Not surprisingly, many users of this technology take advantage and avoid the ads. Statistics from CNW Marketing Research indicate that approximately 72 per cent of PVR users skip TV ads. And, according to a Yankee Group Media & Entertainment Strategies study, nearly one-fifth of all U.S. homes will be able to fast-forward TV commercials by 2007, eventually, to quote the report, "disrupting the entire value chain for television."
The adapt-or-die industry reaction to this has been more than just the increasingly sophisticated sponsorships of television programs like Canadian Idol running smarmy advertorials for L'Oréal. It has led to deeply integrated product placements where brands aren't just more visible but are often integrated into plots or introduced as characters.
Why watch the lame commercial for the Audi when you can see James Bond in his sexy new BMW? And don't you want a refreshing Coke when that guy from Queer Eye For The Straight Guy holds the can in that awkward manner?
Video games are next.
Last week, game-maker Electronic Arts announced a deal with A&M Records that places new tracks by the Black Eyed Peas into an upcoming version of The Sims, The Urbz: Sims In The City. The band is re-recording the tracks in "Simlish", the language of the game world. As well, the Black Eyed Peas will appear as characters in the game. Will.I.Am, Fergie, Taboo and Apl de Ap are depicted as musicians teaching players hip social moves and unlocking reputation-enhancing missions, according to EA.

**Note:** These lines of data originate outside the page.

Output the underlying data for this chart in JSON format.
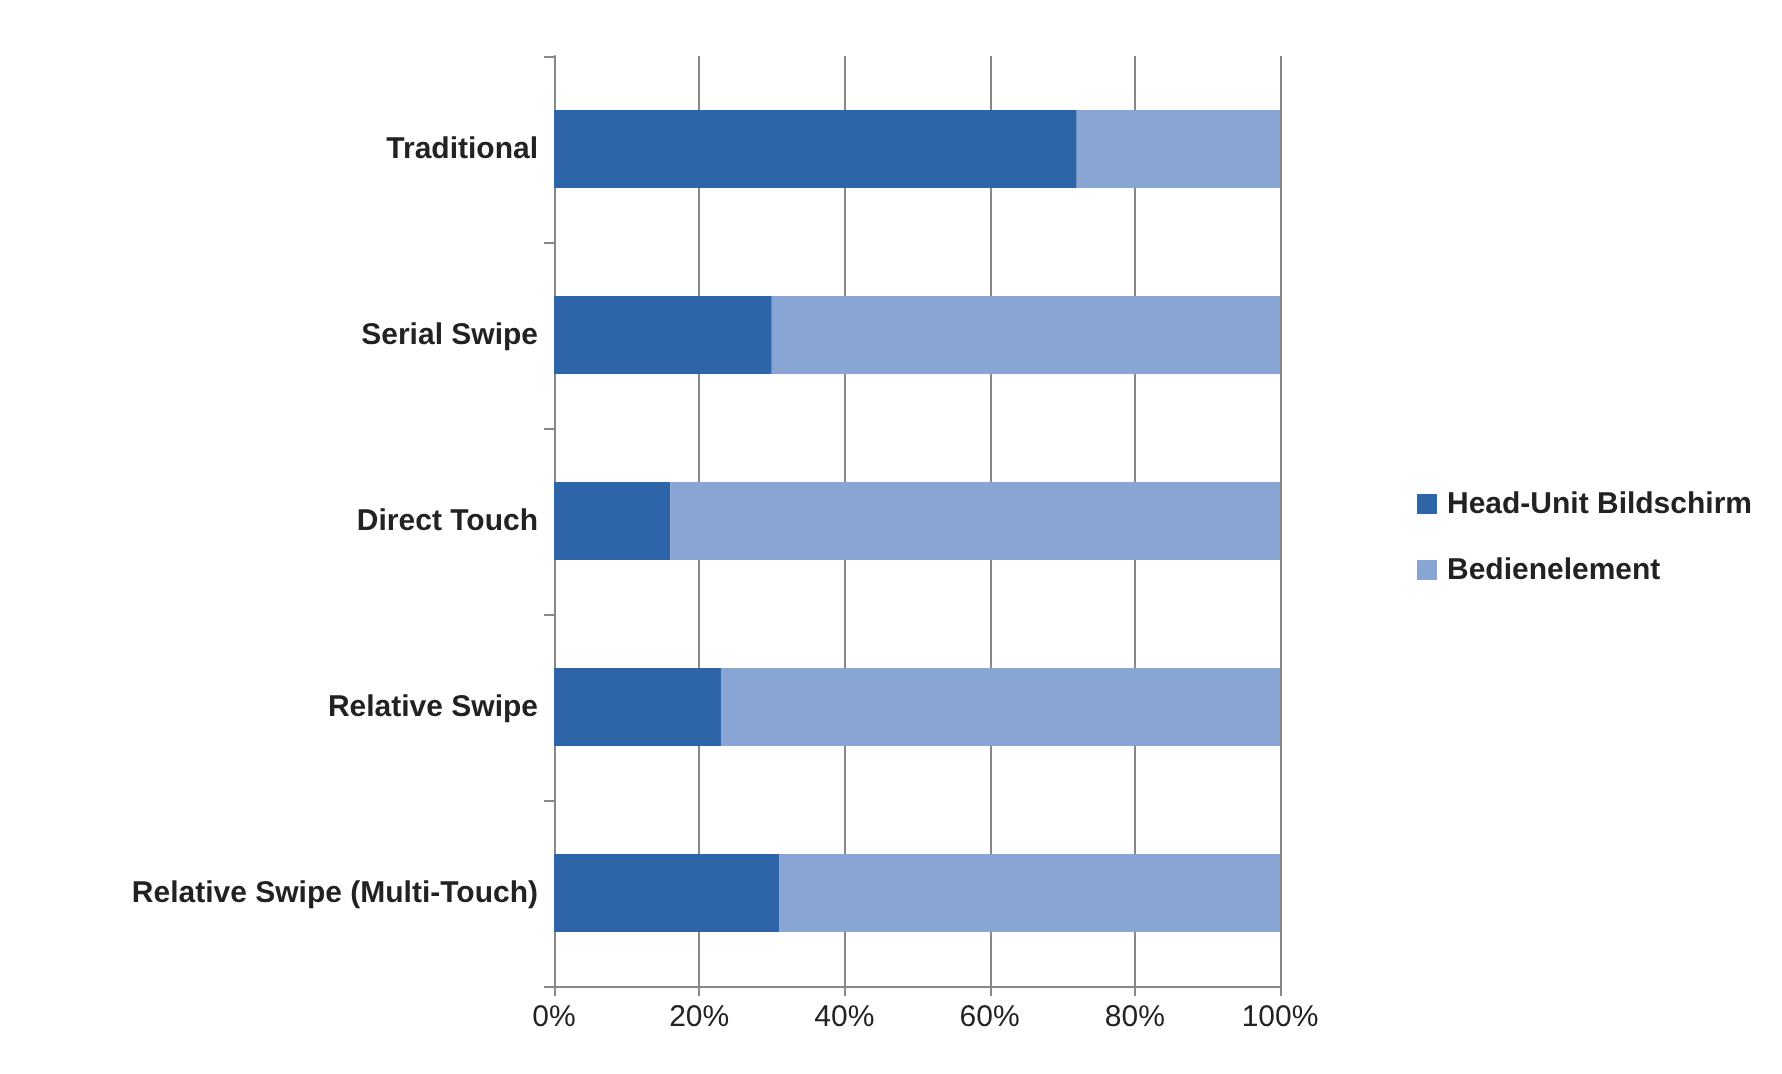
{
  "chart_data": {
    "type": "bar",
    "orientation": "horizontal",
    "stacked": true,
    "categories": [
      "Traditional",
      "Serial Swipe",
      "Direct Touch",
      "Relative Swipe",
      "Relative Swipe (Multi-Touch)"
    ],
    "series": [
      {
        "name": "Head-Unit Bildschirm",
        "color": "#2e64a8",
        "values": [
          72,
          30,
          16,
          23,
          31
        ]
      },
      {
        "name": "Bedienelement",
        "color": "#89a5d4",
        "values": [
          28,
          70,
          84,
          77,
          69
        ]
      }
    ],
    "xlim": [
      0,
      100
    ],
    "xticks": [
      {
        "value": 0,
        "label": "0%"
      },
      {
        "value": 20,
        "label": "20%"
      },
      {
        "value": 40,
        "label": "40%"
      },
      {
        "value": 60,
        "label": "60%"
      },
      {
        "value": 80,
        "label": "80%"
      },
      {
        "value": 100,
        "label": "100%"
      }
    ],
    "grid": "x",
    "legend": "right"
  }
}
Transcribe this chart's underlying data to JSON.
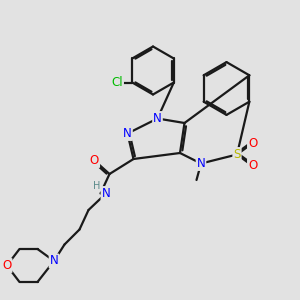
{
  "bg_color": "#e2e2e2",
  "bond_color": "#1a1a1a",
  "bond_width": 1.6,
  "atom_colors": {
    "N": "#0000ff",
    "O": "#ff0000",
    "S": "#b8b800",
    "Cl": "#00bb00",
    "H": "#5a8a8a"
  },
  "font_size": 8.5
}
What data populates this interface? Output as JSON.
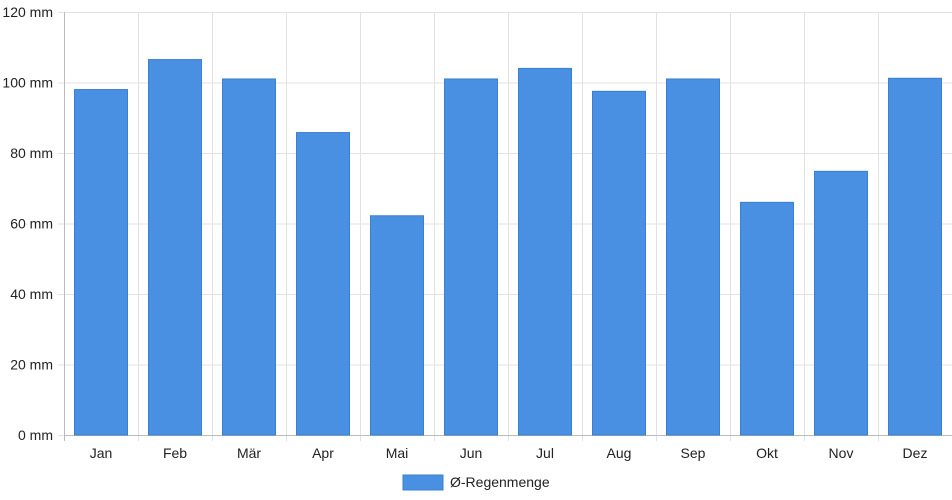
{
  "chart_data": {
    "type": "bar",
    "categories": [
      "Jan",
      "Feb",
      "Mär",
      "Apr",
      "Mai",
      "Jun",
      "Jul",
      "Aug",
      "Sep",
      "Okt",
      "Nov",
      "Dez"
    ],
    "series": [
      {
        "name": "Ø-Regenmenge",
        "values": [
          98,
          106.5,
          101,
          85.8,
          62.2,
          101,
          104,
          97.5,
          101,
          66,
          74.8,
          101.2
        ]
      }
    ],
    "ylim": [
      0,
      120
    ],
    "yticks": [
      0,
      20,
      40,
      60,
      80,
      100,
      120
    ],
    "y_unit": "mm",
    "grid": true,
    "legend_position": "bottom",
    "colors": {
      "bar": "#4a90e2",
      "bar_edge": "#3a7fd0",
      "grid": "#e2e2e2",
      "axis": "#bbbbbb"
    }
  }
}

"This is an unprecedented collaboration," says Steve Schnur, worldwide executive of music and audio at EA, as if it were a good thing. "Never before has a band gone back into the studio to re-record an album in another language specifically for a game."
EA is the same company that integrated Intel and McDonald's into the 2002 version of The Sims. You could buy a McDonald's kiosk in the game and sell the company's branded food products, earning "simoleans," the game's currency.
When Gran Turismo 4 for the Sony PlayStation, one of this fall's most anticipated video games, launches November 15, it will include more than 500 production cars. This is because car manufacturers realize that advergaming helps them reach a prime demographic that has become inaccessible through television.
Without traditional tracking mechanisms in place to help the media buyers calculate their return on investment, new tools are being developed by Nielsen Entertainment (the same people who measure TV viewership) in partnership with Activision. They plan to provide standardized metrics for advertising inside online gaming, particularly in the realm of MMORPG's (massive multiplayer online role-playing games) like Everquest and The Sims.
With perfect synchronicity, worldwide advertising powerhouse Young & Rubicam recently rolled out Bounce Interactive Gaming (B.I.G) to advance its clients' in-game advertising ambitions. And Toronto-based Cossette Communications recently launched its new Ricochet Branded Content division, because, says Jacques Labelle, managing partner of the division, in a press release, "Clients are constantly searching for a way to build a more direct, global and lasting relationship with consumers. Branded content allows for that to happen."
I was nine years old when E.T. gave the Reese's Pieces back to Elliott and retail sales of the candy increased more than 80 per cent. Of course, when I – like all the other whining kids – begged Mom to buy them for me, I only wanted to lay a trail of RPs outside our back door so I could attract an E.T. of my own. (Unfortunately, she didn't come until years later, after I started dating.)
I didn't know it then, but I left the theatre with high "product recall recognition" and brand awareness, converting Hershey's product placement into gold for the ad agency and, with my repeated whelping to Mom, for their client.
Today, I watch Apple's slick computers, Ford's clunky cars and a bunch of stoners making their way to White Castle and I wonder about integrity, honesty and the price of an auteur's soul. Product placement is everywhere, having leapt outside the constricting horizontal squares of billboards and buses and onto buildings, into our houses and then insidiously into our minds.
I wonder whether it's our own fault. If we were less sophisticated, less discerning and less aware of the miasma of advertising that is such a constant in our lives, perhaps that beautiful demarcating line between content and advertising would still exist. Alas, it's just a fanciful wonder today, because that separation is dead.